One reason is the debate about rising populism, polarisation, and political events like the Cambridge Analytica scandal, which draws on philosophical theories to identify illegitimate, manipulative influence.
Beyond academia, philosophical theories also inform the definition of manipulation in legal regulation, like the EUs AI Act, which aims to limit the risk of technological mass manipulation.
Getting the definition right is an urgent issue: according to Sam Altman, ChatGPT's inventor, new AI systems may soon reach superhuman persuasive capabilities. But current manipulation theories are ill-equipped to carry out this task because they are overly individualistic. They assume that humans are solitary beings who think and reason independently.
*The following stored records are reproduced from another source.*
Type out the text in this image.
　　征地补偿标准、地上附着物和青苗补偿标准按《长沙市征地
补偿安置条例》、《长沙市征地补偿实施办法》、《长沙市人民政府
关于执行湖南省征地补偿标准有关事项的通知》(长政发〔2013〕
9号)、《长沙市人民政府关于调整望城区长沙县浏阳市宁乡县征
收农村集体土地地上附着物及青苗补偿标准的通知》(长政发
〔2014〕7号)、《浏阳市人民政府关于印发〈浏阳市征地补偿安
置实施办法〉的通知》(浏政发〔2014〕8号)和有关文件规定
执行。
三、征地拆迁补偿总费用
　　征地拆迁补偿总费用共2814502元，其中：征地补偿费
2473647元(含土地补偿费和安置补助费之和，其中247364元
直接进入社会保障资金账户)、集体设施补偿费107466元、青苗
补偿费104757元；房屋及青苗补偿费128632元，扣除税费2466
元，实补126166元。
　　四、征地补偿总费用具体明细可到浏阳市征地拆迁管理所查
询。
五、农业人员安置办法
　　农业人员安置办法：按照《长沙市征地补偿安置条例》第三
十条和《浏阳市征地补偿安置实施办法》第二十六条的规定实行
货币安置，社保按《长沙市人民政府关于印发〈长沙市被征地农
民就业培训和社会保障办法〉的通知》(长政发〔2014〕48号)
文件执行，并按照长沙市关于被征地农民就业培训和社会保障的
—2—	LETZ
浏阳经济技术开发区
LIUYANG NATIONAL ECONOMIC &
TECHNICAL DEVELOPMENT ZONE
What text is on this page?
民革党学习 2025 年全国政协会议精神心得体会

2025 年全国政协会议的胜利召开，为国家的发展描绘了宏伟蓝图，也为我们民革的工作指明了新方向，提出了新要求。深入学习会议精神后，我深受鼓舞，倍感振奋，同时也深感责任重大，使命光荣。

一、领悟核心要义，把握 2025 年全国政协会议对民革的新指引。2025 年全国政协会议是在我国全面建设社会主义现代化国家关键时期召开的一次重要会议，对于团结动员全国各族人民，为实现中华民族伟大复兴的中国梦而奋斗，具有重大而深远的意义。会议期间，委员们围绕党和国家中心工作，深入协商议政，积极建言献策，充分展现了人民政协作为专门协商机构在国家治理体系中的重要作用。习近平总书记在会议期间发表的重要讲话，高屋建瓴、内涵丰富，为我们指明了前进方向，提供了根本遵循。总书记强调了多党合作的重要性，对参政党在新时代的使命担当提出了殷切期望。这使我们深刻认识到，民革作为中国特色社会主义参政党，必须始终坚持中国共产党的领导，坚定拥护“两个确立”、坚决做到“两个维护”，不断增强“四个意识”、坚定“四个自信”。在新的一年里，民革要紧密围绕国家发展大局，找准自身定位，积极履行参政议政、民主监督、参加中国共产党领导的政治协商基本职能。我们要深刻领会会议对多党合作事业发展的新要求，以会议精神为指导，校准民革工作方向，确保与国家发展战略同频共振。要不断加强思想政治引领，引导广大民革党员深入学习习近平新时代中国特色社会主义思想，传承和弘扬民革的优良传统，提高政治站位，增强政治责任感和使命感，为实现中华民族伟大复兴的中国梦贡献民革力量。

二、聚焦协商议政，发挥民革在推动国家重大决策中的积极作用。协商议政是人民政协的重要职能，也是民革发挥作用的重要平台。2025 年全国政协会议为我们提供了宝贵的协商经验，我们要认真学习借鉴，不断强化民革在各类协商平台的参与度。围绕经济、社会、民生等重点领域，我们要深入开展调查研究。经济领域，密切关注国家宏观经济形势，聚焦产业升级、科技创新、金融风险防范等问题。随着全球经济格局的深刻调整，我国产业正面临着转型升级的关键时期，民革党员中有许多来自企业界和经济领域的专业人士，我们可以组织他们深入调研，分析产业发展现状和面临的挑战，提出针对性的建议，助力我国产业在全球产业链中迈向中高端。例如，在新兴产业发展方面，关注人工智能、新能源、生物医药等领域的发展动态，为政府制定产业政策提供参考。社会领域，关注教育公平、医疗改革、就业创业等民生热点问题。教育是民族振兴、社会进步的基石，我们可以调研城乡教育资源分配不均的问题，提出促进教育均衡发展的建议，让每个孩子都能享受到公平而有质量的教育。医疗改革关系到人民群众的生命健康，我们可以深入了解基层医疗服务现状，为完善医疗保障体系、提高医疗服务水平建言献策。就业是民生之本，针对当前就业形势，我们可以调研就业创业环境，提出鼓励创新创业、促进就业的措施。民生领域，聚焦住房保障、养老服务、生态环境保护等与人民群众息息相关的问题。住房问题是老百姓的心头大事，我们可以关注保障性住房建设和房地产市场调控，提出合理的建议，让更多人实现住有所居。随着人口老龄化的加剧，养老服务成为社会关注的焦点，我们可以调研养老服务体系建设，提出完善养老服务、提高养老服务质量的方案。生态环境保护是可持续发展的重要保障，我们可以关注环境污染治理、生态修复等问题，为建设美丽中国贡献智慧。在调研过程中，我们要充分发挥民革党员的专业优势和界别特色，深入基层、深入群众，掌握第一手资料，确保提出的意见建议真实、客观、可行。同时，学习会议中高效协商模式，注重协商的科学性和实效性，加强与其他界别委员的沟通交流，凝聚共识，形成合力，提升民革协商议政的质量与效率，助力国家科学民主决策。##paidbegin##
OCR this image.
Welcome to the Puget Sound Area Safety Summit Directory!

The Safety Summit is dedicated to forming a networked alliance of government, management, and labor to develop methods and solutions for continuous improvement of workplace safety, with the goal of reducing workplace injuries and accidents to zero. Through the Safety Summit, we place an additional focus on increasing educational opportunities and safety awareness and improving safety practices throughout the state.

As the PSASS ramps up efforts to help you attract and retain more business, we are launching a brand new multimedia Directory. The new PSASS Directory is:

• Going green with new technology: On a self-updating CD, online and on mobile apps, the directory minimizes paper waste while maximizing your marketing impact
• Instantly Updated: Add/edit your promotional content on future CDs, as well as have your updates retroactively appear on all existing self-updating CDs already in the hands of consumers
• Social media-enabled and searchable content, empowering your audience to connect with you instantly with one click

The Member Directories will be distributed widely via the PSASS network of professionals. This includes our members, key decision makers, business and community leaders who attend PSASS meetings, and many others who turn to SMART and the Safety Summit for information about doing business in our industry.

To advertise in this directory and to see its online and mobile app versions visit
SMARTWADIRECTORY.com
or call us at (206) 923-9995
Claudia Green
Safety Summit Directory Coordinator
In reality, however, we are deeply social beings who depend on others and helpful technology to deliberate well.
Therefore, we must be protected from malicious interference (as current manipulation theories emphasise) and from a lack of care to safeguard the social and structural conditions under which we reason and deliberate well. CareNow aims to develop the first manipulation theory that acknowledges our deliberative dependency.
The targeted outcomes will be an original definition of manipulation, one that is unlike current definitions compatible with manipulation by social systems and technology (which typically lack intention), and explain the context-dependent epistemic, ethical, and political status of manipulation based on the new value of deliberative care.
It yields innovation by taking a social epistemology perspective and pioneers an experimental philosophy approach that integrates philosophy with empirical studies of manipulation.
Because CareNow reverses a fundamental assumption of current manipulation theories and switches perspectives from the individual to the social, it is ambitious, bold, and potentially groundbreaking.